United States

New IRS rules on debt discharge and disregarded entities

Bankruptcy and insolvency exceptions apply to the ultimate tax owner

TAX ALERT  | 

For debt discharges occurring on or after June 10, 2016, new IRS regulations clarify how the special rules for bankrupt or insolvent taxpayers apply to sole proprietors or partners who hold their businesses, or their partnership interests, through a disregarded entity, such as a single-member limited liability company or a grantor trust.

The regulations clarify that the disregarded entity will be disregarded. Thus, in determining whether a sole proprietor or a partner is eligible for an exception from debt discharge income because of his insolvency or bankruptcy, only the insolvency or bankruptcy of the individual sole proprietor or partner is considered. The status of any disregarded entity is ignored.

The bankruptcy and insolvency exclusions and partnerships

Generally, section 108(a)(1)(A) allows a taxpayer to exclude income from the cancellation or discharge of debt (COD) if the taxpayer is insolvent or in bankruptcy. By statute, these rules apply at the partner level where a partnership is involved. Thus, even if a partnership were insolvent or in bankruptcy, these exclusions would not apply to partners who were not insolvent or also in bankruptcy.

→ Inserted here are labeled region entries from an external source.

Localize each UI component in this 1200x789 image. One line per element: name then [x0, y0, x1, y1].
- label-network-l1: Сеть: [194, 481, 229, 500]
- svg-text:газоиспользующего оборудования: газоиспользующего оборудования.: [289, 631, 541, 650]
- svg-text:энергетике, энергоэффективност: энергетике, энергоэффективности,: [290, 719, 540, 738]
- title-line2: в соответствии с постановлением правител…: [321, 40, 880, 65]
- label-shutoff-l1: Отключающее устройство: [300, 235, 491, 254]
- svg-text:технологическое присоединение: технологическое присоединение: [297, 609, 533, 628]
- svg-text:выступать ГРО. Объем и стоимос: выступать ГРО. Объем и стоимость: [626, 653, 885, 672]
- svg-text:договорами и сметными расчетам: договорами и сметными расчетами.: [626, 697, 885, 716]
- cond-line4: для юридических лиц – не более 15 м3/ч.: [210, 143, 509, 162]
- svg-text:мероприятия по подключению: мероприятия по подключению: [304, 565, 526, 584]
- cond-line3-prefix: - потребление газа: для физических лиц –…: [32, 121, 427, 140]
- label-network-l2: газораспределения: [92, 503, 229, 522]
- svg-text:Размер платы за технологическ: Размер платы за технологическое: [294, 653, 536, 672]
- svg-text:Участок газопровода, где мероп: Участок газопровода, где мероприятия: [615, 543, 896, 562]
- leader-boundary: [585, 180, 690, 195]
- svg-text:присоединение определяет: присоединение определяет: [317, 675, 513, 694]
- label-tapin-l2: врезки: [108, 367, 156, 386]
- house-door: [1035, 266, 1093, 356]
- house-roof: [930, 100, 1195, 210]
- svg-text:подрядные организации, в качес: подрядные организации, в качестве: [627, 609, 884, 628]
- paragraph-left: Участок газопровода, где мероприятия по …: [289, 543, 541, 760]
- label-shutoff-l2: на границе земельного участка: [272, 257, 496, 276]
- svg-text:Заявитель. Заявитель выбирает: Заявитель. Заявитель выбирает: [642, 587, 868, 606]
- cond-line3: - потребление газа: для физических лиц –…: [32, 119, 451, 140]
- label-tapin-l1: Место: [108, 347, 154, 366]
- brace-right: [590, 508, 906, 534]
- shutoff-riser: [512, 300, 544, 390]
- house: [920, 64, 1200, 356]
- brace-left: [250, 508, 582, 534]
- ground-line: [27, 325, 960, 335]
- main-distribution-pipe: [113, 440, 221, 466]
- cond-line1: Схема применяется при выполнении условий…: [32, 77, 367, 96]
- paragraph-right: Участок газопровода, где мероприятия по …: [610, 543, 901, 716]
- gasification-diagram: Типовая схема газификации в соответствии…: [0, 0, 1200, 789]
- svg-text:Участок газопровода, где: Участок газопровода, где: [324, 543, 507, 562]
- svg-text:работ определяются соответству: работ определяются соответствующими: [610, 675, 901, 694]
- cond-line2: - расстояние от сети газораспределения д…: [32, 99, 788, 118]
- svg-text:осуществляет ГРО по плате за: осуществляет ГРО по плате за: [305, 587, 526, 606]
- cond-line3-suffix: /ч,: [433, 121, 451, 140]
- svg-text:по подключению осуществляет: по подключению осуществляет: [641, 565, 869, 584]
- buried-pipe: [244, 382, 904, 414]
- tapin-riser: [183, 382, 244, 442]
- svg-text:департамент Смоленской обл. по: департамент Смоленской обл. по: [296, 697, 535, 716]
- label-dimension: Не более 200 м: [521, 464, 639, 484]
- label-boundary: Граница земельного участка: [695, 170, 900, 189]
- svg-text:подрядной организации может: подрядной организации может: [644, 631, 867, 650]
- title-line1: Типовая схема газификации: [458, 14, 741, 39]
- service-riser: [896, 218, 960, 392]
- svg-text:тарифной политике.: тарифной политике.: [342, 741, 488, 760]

Case law had raised questions about how these rules should apply if a disregarded entity were insolvent or in bankruptcy, or if a partner claimed to be subject to the jurisdiction of a bankruptcy proceeding. These new regulations provide that disregarded entities are disregarded. In particular, the regulations provide that bankruptcy exclusion applies only if “the owner of the grantor trust or the owner of the disregarded entity [is] under the jurisdiction of the court in a title 11 case as the title 11 debtor.” Similarly the owner of such an entity, not the entity itself, must be insolvent for the insolvency exception to apply. This new rule could apply to a partner holding a partnership interest through a disregarded entity or to a sole proprietor holding his entire business through a disregarded entity.

Although the preamble to the regulations suggests that the IRS was also concerned with the technicalities of how these exceptions apply to other cases where a partner, not holding through a disregarded entity, claims to be subject to the jurisdiction of the bankruptcy, the regulations, by their terms, do not address that case. For example, the regulations do not provide that a partner, not holding through a disregarded entity, must be ‘the title 11 debtor’ to qualify for the bankruptcy exclusion, although that is likely to be the IRS position.

Further comments requested

In connection with the new regulations, the IRS also requested comments about several situations that were outside the scope of the regulations as finalized. One area for comment was how liabilities should be allocated among the owners of multiple-owner grantor trusts for purposes of determining if the owner is insolvent. Comments were also requested regarding principles under which debt of a disregarded entity or grantor trust would be treated as recourse or nonrecourse debt for purposes of applying the insolvency exception.